LA GOBERNADORA de Michigan, Gretchen Whitmer, ya ha alzado la voz advirtiendo que estos aranceles podrían ser desastrosos para la industria automotriz estadounidense. Las cadenas de suministro en este sector están profundamente integradas con Canadá y México, y cualquier interrupción podría ralentizar la producción, aumentar los costos y, en última instancia, perjudicar a los consumidores estadounidenses. Pero, al parecer, en la mente de Trump, el proteccionismo económico justifica cualquier daño colateral, incluso si ese daño se inflige directamente a su propia economía.
Y LUEGO está Dinamarca, un país que difícilmente encaja en la narrativa trumpiana de amenazas a la seguridad nacional. La inclusión de este país en la lista de naciones sancionadas es tan desconcertante como innecesaria. Quizás se trate de una vendetta personal por la negativa danesa a vender Groenlandia, o tal vez simplemente sea una muestra más de la política exterior errática y caprichosa que ha caracterizado a la administración Trump.
LO MÁS IRÓNICO de todo es que estas medidas, lejos de fortalecer la economía estadounidense, probablemente la debiliten aún más. Los aranceles suelen traducirse en precios más altos para los consumidores, menor competitividad para las empresas y tensiones diplomáticas con aliados clave. En lugar de construir puentes, Trump parece empeñado en levantar muros, tanto físicos como económicos, aislando a Estados Unidos en un mundo cada vez más interconectado.

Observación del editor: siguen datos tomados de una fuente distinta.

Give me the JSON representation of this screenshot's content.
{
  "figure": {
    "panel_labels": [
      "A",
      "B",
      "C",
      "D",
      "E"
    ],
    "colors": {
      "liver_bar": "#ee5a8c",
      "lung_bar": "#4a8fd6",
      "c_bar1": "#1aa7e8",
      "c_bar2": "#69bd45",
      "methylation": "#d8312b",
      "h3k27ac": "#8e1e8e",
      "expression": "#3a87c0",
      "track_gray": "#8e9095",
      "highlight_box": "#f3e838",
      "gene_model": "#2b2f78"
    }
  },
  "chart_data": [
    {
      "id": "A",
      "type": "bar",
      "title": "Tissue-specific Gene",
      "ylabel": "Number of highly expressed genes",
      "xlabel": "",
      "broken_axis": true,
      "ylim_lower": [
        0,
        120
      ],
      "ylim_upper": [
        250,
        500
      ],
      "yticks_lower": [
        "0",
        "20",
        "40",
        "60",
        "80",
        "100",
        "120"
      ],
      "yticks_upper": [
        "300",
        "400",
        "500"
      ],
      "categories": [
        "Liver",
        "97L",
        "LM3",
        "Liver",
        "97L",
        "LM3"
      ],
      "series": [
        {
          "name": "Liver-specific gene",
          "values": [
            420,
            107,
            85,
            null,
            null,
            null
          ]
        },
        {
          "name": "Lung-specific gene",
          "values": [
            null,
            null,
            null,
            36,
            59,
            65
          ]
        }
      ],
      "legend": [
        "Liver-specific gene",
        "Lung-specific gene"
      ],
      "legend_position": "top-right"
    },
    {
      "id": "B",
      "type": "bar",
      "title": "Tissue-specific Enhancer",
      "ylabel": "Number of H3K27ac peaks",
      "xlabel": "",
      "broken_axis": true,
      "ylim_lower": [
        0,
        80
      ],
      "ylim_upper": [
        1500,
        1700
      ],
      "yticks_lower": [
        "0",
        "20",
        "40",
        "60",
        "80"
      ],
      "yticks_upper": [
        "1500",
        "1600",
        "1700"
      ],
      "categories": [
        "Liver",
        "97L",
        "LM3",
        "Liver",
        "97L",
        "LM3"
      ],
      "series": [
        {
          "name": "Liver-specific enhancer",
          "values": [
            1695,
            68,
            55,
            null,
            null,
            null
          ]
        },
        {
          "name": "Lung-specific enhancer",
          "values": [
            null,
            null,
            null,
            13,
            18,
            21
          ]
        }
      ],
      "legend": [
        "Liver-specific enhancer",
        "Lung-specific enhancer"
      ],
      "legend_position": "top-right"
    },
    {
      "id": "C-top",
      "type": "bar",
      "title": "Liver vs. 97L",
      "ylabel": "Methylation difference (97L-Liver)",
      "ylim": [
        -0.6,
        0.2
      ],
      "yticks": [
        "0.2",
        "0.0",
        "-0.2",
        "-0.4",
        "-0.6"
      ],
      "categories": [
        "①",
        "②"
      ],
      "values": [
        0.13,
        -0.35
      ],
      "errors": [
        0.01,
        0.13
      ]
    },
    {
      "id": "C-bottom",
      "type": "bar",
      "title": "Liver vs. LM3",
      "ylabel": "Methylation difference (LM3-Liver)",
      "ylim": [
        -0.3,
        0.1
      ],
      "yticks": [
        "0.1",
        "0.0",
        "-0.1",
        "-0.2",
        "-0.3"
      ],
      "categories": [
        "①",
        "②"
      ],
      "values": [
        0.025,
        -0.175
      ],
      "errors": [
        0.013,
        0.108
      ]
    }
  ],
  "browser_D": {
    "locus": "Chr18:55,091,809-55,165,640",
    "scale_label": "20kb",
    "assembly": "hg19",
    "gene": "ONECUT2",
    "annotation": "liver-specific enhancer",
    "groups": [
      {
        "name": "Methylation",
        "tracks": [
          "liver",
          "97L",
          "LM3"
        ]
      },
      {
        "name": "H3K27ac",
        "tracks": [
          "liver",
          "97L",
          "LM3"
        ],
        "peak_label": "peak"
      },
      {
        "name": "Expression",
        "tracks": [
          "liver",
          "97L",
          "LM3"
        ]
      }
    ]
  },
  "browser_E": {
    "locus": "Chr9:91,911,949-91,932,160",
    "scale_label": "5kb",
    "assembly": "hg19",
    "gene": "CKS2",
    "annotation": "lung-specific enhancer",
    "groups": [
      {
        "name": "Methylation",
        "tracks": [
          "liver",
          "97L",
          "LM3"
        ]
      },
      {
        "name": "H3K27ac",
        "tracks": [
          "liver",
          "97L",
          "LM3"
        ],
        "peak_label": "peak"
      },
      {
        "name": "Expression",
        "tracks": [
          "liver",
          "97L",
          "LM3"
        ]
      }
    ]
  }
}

EN DEFINITIVA, la estrategia arancelaria de Trump es un claro ejemplo de cómo la obstinación y la falta de visión pueden conducir a políticas contraproducentes. Al insistir en medidas que ya han demostrado ser perjudiciales, el presidente no sólo arriesga la estabilidad económica de Estados Unidos, sino también sus relaciones con países vecinos y aliados históricos. Es, en resumen, el arte de dispararse en el pie elevado a la categoría de política de Estado.